Report: carbon emissions flat in last 3 years

This fun on several levels.  If the trend (or lack of it) continues the "fight" is over.  CO2 levels have been stabilized and there is now no further need for action on the global warming front.  We have arrived at where we are going and the temperature  is fine.  Keep the coalfires burning!

Needless to say, the Warmists are once again taking refuge in prophecy.  Instead of extrapolating from the present situation, which is the only data we have, they are saying:  No, No, No -- Anything but that! You can't take our game away from us like that!  So on the basis of nothing at all they are prophesying a resumption of CO2 rises.  No science there:  Just faith.  They haven't got a clue about climate but they do have faith.

But there's another level on which this is fun.  The Warmists have been proclaiming for the same three years that temperatures are leaping -- with 2015 showing a temperature of a whole degree above the reference period.  And there is an element of truth in that.  But what CAUSED the recent warming?  If there was no increase in CO2 the increase in temperature cannot be due to CO2!  The connection which is the very basis of Warmist theory just did not happen -- again.

The increases which the Green/Left have been proclaiming as proof of a global emergency CANNOT have been due to human activity and must have been due to normal natural phenomena like the El Nino climate cycle.  What a teeth grinder!

But will they really grind their teeth over it?  Unlikely.  They already ignore so many inconvenient facts that ignoring this one will be a breeze

Worldwide emissions of heat-trapping carbon dioxide have flattened out in the past three years, a new study showed Monday, raising hopes that the world is nearing a turning point in the fight against climate change.

However, the authors of the study cautioned it's unclear whether the slowdown in CO2 emissions, mainly caused by declining coal use in China, is a permanent trend or a temporary blip.

"It is far too early to proclaim we have reached a peak," said co-author Glen Peters, a senior researcher at the Center for International Climate and Environmental Research in Oslo.

The study, published in the journal Earth System Science Data, says global CO2 emissions from fossil fuels and industry is projected to grow by just 0.2 percent this year.

That would mean emissions have leveled off at about 36 billion metric tons in the past three years even though the world economy has expanded, suggesting the historical bonds between economic gains and emissions growth may have been severed.

"This could be the turning point we have hoped for," said David Ray, a professor of carbon management at the University of Edinburgh, who was not involved with the study. "To tackle climate change those bonds must be broken and here we have the first signs that they are at least starting to loosen."

The authors of the study attributed the slowdown mainly to a decrease in Chinese coal consumption since 2012. Coal is a major source of CO2 emissions.

Chinese emissions were down 0.7 percent in 2015 and are projected to fall 0.5 percent in 2016, the researchers said, though noting that Chinese energy statistics have been plagued by inconsistencies.

Peters said it remains unclear whether the Chinese slowdown was due to a restructuring of the Chinese economy or a sign of economic instability.
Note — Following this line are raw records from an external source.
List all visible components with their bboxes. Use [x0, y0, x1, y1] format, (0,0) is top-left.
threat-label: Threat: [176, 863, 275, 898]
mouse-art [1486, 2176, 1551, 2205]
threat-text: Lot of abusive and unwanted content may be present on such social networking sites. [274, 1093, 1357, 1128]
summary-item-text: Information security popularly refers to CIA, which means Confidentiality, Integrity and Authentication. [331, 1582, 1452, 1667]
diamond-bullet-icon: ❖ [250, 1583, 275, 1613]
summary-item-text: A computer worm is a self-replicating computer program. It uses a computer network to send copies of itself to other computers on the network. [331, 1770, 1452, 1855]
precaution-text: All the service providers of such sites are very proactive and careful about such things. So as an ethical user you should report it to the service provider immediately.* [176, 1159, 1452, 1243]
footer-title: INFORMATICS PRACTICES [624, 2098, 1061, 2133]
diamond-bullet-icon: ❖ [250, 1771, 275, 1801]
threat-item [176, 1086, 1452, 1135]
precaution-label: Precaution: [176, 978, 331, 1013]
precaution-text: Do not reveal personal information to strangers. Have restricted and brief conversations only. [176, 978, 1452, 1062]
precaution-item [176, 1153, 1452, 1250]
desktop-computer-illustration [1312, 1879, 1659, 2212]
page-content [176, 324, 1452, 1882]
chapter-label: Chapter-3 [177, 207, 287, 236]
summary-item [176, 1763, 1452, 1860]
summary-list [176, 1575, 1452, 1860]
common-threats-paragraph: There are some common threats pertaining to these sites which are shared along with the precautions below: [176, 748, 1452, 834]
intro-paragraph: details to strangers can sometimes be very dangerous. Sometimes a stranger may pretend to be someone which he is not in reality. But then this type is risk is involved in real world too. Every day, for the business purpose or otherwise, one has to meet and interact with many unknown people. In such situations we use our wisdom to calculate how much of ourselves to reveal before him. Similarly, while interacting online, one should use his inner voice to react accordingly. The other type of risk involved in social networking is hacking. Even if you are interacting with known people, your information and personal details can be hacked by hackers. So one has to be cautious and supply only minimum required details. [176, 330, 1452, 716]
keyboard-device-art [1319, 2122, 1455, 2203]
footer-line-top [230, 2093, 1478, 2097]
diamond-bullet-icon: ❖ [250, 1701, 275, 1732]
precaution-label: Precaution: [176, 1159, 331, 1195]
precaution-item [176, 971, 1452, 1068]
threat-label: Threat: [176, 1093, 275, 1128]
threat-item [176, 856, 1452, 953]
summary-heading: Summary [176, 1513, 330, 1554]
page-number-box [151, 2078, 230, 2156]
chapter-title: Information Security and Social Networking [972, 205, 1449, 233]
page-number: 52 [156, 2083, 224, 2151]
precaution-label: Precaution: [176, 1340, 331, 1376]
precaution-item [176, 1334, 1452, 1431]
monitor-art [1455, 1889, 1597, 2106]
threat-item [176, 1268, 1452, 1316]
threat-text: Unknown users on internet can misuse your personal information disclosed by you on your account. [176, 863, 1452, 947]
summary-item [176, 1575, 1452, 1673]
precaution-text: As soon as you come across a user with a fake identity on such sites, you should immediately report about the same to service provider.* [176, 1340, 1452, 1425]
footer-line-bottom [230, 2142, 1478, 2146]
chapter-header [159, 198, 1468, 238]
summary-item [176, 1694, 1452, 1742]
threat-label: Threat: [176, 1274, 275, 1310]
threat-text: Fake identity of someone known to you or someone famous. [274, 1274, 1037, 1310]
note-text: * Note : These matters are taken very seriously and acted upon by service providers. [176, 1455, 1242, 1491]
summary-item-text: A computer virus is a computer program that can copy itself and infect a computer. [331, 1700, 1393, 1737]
"Nevertheless, the unexpected reductions in Chinese emissions give hope that the world's biggest emitter can deliver much more ambitious emission reductions," he said.
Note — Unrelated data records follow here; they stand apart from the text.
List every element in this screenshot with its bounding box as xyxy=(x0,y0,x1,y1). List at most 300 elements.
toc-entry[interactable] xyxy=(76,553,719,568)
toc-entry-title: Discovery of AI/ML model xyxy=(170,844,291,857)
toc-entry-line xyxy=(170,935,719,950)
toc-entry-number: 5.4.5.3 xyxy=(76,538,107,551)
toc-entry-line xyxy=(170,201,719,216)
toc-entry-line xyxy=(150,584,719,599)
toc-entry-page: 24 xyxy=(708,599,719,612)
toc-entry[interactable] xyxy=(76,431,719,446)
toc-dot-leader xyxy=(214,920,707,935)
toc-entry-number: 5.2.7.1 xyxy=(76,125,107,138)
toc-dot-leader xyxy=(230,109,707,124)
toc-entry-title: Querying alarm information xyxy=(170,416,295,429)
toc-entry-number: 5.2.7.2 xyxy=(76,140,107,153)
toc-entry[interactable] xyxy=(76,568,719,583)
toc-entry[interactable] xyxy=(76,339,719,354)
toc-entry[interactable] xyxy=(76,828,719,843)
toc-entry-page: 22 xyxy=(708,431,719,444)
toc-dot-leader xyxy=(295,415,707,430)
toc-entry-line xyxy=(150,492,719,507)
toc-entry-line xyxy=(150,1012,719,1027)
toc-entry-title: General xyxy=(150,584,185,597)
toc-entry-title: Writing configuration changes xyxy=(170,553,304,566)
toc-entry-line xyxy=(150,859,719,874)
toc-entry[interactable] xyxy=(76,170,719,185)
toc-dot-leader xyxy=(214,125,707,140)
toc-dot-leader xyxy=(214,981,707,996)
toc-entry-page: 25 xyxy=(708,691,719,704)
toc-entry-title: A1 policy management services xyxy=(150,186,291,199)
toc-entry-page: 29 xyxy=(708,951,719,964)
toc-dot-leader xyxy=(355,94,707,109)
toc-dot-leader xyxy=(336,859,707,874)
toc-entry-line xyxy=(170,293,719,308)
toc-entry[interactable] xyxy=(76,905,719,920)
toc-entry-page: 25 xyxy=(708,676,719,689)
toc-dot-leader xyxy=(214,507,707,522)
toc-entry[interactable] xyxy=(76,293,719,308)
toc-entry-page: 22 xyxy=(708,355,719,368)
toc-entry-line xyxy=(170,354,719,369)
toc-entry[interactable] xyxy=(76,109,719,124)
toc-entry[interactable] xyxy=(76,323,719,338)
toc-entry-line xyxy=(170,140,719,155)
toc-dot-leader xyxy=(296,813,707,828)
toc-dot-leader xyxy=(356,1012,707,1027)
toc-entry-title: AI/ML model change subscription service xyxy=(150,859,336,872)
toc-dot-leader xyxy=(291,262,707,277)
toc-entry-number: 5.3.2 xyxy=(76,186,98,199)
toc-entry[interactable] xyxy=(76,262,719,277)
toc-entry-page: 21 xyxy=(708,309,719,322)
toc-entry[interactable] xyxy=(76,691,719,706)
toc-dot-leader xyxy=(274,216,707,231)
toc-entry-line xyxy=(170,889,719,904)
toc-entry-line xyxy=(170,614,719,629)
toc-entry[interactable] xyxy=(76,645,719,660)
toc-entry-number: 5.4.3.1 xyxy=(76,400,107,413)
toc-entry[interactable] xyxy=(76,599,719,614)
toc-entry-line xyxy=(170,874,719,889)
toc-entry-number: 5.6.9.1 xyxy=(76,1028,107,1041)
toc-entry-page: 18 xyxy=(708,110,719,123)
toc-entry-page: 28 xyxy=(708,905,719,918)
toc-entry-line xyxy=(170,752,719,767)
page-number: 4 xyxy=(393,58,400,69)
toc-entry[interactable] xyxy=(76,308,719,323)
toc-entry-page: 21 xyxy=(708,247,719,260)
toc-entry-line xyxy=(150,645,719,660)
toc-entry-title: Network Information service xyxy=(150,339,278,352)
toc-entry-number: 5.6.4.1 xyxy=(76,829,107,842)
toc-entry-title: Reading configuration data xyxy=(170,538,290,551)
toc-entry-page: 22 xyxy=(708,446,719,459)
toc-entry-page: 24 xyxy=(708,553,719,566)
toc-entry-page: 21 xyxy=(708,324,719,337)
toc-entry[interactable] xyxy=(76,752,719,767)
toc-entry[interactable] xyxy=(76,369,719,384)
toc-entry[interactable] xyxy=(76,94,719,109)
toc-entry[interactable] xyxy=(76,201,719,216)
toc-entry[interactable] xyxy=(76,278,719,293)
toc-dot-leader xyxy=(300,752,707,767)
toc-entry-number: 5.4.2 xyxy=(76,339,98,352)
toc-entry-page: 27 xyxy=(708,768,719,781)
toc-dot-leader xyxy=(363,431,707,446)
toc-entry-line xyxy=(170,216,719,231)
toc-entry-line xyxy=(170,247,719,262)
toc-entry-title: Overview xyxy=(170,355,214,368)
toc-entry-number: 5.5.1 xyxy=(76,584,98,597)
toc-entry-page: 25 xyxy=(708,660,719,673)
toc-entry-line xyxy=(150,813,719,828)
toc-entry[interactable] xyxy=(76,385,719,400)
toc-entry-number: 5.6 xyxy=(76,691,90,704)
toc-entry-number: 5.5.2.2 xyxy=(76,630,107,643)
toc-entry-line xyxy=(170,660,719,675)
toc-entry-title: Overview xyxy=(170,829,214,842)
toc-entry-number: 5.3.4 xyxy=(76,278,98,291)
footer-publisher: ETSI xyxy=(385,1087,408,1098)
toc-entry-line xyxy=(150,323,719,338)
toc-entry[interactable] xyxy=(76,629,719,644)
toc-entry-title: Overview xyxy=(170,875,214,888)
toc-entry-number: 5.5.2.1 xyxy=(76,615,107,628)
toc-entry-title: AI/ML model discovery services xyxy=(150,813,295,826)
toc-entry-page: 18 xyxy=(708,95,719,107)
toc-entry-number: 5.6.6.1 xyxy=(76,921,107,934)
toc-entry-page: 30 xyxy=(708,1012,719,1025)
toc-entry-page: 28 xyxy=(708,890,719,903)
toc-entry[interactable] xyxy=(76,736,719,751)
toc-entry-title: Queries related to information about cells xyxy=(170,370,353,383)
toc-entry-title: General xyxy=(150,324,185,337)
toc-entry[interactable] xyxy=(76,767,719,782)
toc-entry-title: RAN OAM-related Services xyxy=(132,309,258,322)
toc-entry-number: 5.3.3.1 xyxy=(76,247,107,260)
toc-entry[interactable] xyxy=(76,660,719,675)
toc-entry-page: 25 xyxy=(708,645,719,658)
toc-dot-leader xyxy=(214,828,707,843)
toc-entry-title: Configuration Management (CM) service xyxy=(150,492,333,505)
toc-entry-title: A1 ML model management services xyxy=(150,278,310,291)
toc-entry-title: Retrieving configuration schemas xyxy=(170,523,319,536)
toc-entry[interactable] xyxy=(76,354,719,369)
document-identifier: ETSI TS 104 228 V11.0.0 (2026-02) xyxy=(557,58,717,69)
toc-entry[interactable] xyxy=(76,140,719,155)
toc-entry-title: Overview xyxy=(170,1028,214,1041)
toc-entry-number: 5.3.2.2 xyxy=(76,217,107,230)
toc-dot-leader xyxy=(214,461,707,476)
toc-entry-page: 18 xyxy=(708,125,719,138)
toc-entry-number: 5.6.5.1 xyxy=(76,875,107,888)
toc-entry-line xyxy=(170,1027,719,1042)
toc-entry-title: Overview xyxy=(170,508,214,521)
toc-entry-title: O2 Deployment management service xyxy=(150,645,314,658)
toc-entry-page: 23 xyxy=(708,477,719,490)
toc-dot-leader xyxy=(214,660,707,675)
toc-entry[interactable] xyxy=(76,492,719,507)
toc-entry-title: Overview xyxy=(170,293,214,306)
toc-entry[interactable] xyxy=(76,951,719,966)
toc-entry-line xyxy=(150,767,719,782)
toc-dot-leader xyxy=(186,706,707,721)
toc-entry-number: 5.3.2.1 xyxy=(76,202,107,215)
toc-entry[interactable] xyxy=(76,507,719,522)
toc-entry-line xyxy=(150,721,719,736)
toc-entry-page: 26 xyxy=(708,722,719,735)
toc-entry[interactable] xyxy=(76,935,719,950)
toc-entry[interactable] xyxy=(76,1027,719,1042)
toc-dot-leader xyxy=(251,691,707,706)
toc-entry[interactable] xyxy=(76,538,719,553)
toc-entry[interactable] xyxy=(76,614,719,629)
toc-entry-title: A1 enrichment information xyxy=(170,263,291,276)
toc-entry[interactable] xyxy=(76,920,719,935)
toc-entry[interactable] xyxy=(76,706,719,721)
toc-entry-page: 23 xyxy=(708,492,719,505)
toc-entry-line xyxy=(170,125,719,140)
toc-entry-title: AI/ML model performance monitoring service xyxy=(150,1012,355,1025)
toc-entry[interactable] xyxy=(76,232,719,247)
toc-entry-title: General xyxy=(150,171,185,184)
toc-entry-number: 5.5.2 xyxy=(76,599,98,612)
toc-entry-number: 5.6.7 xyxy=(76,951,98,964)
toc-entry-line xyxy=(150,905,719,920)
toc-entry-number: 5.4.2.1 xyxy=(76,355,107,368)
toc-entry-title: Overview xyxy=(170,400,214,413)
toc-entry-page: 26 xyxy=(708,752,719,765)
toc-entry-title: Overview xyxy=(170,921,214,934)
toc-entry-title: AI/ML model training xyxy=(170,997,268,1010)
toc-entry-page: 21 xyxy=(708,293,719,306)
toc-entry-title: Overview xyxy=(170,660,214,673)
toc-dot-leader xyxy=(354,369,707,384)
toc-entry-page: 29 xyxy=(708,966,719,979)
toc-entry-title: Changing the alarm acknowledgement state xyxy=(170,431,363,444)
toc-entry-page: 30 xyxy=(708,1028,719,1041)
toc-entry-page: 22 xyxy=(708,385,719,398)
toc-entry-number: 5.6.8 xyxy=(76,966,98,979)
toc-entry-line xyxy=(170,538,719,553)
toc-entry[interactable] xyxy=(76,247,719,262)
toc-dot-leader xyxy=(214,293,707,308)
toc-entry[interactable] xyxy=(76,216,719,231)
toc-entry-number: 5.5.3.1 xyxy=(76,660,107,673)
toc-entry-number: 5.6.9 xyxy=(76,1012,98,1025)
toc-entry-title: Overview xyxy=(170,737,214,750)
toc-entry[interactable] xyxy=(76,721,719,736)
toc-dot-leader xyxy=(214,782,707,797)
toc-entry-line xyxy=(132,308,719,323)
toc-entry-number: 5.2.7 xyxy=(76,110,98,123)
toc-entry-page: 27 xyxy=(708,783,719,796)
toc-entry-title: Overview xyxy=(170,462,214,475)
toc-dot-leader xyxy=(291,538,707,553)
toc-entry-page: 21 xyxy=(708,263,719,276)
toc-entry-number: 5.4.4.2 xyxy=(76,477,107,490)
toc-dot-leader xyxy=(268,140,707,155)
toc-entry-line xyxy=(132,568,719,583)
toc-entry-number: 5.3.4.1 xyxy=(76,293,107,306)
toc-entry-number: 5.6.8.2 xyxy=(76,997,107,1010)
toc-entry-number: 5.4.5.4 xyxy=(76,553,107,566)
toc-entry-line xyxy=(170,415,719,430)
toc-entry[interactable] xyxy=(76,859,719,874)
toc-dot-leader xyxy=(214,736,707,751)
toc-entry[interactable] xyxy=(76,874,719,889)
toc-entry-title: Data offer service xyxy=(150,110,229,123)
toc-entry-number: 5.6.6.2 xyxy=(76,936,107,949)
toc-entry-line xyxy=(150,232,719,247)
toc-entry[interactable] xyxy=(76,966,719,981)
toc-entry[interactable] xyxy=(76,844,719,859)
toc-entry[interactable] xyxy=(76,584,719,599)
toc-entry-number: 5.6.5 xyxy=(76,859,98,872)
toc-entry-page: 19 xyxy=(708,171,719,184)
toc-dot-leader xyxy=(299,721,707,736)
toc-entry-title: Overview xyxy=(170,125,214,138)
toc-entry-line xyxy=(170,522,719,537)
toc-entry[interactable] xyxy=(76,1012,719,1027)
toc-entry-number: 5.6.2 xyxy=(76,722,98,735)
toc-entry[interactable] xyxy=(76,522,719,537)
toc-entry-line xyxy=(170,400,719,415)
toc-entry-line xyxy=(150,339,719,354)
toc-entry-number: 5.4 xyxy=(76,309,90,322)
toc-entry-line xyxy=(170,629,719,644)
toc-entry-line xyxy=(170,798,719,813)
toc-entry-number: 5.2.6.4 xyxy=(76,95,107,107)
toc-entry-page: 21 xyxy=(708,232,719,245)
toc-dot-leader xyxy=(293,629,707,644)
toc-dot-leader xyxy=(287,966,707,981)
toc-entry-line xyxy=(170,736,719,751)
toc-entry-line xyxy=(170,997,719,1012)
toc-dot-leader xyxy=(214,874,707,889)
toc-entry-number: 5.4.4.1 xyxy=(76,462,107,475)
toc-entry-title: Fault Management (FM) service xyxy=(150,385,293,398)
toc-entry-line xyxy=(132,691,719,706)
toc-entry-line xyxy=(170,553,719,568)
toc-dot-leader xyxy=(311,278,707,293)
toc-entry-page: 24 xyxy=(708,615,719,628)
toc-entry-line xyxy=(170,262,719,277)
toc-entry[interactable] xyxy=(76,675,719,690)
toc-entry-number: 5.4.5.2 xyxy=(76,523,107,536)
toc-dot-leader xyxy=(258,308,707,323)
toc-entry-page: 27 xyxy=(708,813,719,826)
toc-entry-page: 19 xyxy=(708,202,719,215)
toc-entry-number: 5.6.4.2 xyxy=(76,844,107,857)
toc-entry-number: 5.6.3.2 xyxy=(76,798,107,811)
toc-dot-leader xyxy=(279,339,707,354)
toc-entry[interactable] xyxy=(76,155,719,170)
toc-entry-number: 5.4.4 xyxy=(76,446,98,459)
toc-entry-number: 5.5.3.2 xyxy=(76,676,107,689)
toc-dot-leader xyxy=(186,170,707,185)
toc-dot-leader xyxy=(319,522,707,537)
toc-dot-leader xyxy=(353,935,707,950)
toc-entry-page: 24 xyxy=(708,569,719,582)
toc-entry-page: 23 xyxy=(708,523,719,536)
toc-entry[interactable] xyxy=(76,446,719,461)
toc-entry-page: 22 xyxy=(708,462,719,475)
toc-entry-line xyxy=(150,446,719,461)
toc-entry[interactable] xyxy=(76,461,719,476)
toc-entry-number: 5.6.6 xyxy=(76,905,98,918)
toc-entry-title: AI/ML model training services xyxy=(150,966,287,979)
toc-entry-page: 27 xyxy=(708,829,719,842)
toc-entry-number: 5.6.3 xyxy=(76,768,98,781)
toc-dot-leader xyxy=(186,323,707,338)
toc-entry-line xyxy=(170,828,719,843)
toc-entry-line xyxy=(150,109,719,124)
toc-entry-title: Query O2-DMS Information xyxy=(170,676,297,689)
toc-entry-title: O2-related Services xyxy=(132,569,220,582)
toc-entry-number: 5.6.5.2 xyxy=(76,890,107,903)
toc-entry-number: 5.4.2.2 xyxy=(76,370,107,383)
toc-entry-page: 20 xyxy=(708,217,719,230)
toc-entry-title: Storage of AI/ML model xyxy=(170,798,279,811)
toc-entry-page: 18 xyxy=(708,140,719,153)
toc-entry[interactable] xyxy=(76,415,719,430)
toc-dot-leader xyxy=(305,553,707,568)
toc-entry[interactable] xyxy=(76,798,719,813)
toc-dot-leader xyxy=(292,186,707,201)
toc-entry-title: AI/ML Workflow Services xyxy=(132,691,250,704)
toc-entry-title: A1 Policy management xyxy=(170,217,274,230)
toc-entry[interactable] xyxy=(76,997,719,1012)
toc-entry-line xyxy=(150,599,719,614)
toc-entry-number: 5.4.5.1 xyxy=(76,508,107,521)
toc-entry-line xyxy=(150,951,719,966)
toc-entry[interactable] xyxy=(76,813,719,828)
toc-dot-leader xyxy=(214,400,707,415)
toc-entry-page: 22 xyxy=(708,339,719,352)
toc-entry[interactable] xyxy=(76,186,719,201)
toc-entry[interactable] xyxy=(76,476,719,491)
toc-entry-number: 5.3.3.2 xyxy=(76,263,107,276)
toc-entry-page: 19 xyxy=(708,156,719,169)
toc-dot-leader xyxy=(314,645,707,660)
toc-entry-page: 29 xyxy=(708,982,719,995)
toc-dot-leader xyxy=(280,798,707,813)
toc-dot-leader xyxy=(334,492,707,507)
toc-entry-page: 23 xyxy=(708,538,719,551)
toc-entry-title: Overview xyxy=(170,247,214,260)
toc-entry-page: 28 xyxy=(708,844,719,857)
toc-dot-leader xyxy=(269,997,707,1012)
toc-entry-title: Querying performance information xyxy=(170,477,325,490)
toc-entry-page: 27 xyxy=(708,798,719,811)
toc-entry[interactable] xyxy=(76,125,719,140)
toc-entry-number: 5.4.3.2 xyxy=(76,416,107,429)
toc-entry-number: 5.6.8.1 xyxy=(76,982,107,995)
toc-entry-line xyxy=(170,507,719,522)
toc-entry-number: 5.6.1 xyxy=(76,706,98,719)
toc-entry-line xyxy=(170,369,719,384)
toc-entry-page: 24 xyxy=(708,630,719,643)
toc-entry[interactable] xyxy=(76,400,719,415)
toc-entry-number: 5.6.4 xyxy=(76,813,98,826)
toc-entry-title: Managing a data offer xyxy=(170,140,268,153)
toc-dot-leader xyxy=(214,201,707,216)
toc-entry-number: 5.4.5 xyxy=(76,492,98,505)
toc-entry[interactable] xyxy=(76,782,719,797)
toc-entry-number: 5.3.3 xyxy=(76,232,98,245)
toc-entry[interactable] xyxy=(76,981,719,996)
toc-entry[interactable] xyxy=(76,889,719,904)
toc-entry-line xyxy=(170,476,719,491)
China, which accounts for almost 30 percent of global carbon emissions, pledged to peak its emissions around 2030 as part of the global climate pact adopted in Paris last year. Many analysts say China's peak is likely to come much earlier — and may already have occurred.

"The continued decline of China's CO2 emissions, combined with knowledge of structural change in the energy system, does indicate that CO2 emissions from China may have peaked, however a few more years of data is needed to confirm this," said Bill Hare, of Climate Analytics, a separate group that monitors global emissions.

However, even if Chinese emissions have stabilized, emissions in India and other developing countries could push global emissions higher again. India's emissions rose 5 percent in 2015, the study said.

The election of Donald Trump as president of the United States — the world's No. 2 carbon polluter — could also have an impact.

U.S. emissions fell 2.6 percent last year and are projected to drop 1.7 percent this year, as natural gas and renewables displace coal in power generation, the study showed. But it's unclear whether those reductions will continue under Trump, who has pledged to roll back the Obama administration's environmental policies, including the Clean Power Plan, which was meant to reduce carbon pollution from U.S. power plants.

Other researchers not affiliated with the study stressed that it's not enough for global emissions to stabilize; they need to drop toward zero for the world to meet the goals of the Paris deal.

"Worryingly, the reductions pledged by the nations under the Paris Agreement are not sufficient to achieve this," said climate scientist Chris Rapley of University College London.

The agreement calls for limiting warming to 2 degrees Celsius (3.6 degrees Fahrenheit) or even 1.5 degrees C (2.7 degrees F) compared with pre-industrial times.